Why the Desire for Marriage is Good

Our culture tries really hard to make up rules of our lives when it can’t understand the reason this happens or that happens. It tries to put everything in a box of a + b = c, but God isn’t in a box, and it’s His story we’re living. A girl can do “everything right” – whatever that means – and still wake up on her 30th birthday single. And a girl can be 40 years old, love God with all her heart, soul, and mind – be completely surrendered and sold out – yet still desire marriage. Yes, this is possible. And her desire for marriage is good.

God created marriage, and all of His creation is good. So why would He not want you to desire something good that He created? When you desire marriage, you desire the goodness of God.

We are not called to pursue marriage.

Where the shame sets in is when we start pursuing marriage. There is a difference between pursuing marriage and desiring marriage. We were never meant to pursue marriage. When we pursue marriage the reference point is taken off of God and onto ourselves. We become our god. We begin to operate under a works-based mentality that we have to make our lives turn out the way we want them to because no one else will. When they don’t turn out the way we want them to, then the shame sets in.

I lived like this for many years.

There is a verse that I call the single woman’s mantra – at least I know it was my mantra. “Delight yourself in the Lord, and he will give you the desires of your heart” (Psalm 37:4). I believe it is one of the most misunderstood verses that we memorize. The word “delight” in Hebrew is `anag. It means to be “soft, delicate, dainty, to make merry about, to take exquisite delight, to make happy about, make sport of.” When we are soft, delicate, dainty, as opposed to hardened and immovable, then God gives us what He wants us to desire. And look at the definition “make sport of”. That means we make sport of God. We pursue God – not marriage. It’s through pursuing God that our desire for marriage should come.

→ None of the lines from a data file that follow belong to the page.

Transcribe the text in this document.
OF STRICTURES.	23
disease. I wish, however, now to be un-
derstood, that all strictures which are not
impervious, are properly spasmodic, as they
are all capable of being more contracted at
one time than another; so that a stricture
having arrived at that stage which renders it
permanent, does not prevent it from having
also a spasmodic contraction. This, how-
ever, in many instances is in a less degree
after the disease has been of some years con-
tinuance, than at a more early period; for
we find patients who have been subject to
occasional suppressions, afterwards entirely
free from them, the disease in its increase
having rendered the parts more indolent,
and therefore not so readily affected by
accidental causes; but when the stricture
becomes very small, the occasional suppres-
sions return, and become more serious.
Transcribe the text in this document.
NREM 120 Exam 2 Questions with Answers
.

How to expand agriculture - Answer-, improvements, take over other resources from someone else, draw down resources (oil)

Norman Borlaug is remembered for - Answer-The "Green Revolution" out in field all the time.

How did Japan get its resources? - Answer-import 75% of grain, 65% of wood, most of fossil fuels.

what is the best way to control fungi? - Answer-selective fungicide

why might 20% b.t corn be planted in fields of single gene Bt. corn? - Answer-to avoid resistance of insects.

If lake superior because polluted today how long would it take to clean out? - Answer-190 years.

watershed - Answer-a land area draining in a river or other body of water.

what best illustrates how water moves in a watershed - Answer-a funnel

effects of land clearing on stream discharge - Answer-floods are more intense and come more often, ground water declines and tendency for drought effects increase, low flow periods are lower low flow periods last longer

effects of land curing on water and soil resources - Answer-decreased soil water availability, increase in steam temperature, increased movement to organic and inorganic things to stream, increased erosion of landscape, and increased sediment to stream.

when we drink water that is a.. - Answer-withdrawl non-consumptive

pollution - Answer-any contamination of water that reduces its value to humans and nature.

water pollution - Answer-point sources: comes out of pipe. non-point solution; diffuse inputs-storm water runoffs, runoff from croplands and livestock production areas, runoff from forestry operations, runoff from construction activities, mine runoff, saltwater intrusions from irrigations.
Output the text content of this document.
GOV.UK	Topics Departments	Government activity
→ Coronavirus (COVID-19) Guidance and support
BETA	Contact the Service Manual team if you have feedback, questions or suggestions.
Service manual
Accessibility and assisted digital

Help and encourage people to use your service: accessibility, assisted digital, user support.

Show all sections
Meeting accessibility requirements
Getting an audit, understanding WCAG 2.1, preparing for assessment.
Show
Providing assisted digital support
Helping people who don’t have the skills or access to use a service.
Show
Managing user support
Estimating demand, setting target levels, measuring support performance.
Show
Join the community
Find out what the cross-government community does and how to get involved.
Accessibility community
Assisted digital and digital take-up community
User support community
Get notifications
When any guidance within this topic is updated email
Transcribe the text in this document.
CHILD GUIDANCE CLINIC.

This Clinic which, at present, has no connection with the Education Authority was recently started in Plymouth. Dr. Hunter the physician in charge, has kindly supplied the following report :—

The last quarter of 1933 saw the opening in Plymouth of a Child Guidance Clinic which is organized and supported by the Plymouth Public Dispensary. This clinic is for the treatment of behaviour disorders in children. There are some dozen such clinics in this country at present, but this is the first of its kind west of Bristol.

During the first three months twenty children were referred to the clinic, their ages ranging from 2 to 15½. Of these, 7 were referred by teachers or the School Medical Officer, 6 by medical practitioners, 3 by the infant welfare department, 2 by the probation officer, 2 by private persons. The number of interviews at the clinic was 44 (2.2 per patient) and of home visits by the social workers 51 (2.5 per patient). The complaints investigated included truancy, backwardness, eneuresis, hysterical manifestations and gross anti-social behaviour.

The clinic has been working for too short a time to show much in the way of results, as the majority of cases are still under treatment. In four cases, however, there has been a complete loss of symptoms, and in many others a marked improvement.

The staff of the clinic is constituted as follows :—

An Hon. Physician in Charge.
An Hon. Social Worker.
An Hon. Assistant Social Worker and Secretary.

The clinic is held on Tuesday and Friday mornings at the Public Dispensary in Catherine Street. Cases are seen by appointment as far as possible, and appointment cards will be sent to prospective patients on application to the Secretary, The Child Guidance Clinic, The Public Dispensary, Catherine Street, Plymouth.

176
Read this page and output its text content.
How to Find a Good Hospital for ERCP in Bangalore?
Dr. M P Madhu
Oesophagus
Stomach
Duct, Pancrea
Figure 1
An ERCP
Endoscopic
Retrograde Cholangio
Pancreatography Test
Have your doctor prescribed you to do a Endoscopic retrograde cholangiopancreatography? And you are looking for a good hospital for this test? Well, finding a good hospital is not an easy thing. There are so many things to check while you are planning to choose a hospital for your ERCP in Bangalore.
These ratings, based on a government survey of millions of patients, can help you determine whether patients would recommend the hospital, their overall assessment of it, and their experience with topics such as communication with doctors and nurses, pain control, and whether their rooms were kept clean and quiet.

We are only called to pursue God.

I was afraid to ask God to make my desires His desires for me because if He changed my desire for marriage then where would I be? I felt like I was better off just taking matters into my own hands, and so I pursued marriage over God and now  I live with many regrets.

Dear friend, don’t give up on your desire for marriage. God is the creator of marriage. He is the sustainer of marriage. He uses marriage to represent His relationship to His children.  If you are delighting yourself in the Lord, and your desire for marriage continues and even increases in intensity, then that desire is His desire for you. Hold on tightly to it. So tightly that it draws you even closer to Him. Seek Him with all you have. This is living surrendered, so yes, you can live surrendered to God and desire marriage.

Remember, marriage is a calling and singleness is a calling. Marriage is never a temporary calling, unless separated by death, but singleness can be. Some people are called to singleness temporarily, and some people are called to singleness for a lifetime. However, I know this with every fiber of my being – if you are delighting in the Lord, totally surrendered to Him, He will prepare you and equip you if He calls you to a lifetime of singleness, and you will have peace with that calling. 

Remember, pursue God and allow the desire for marriage come out of your relationship with Him.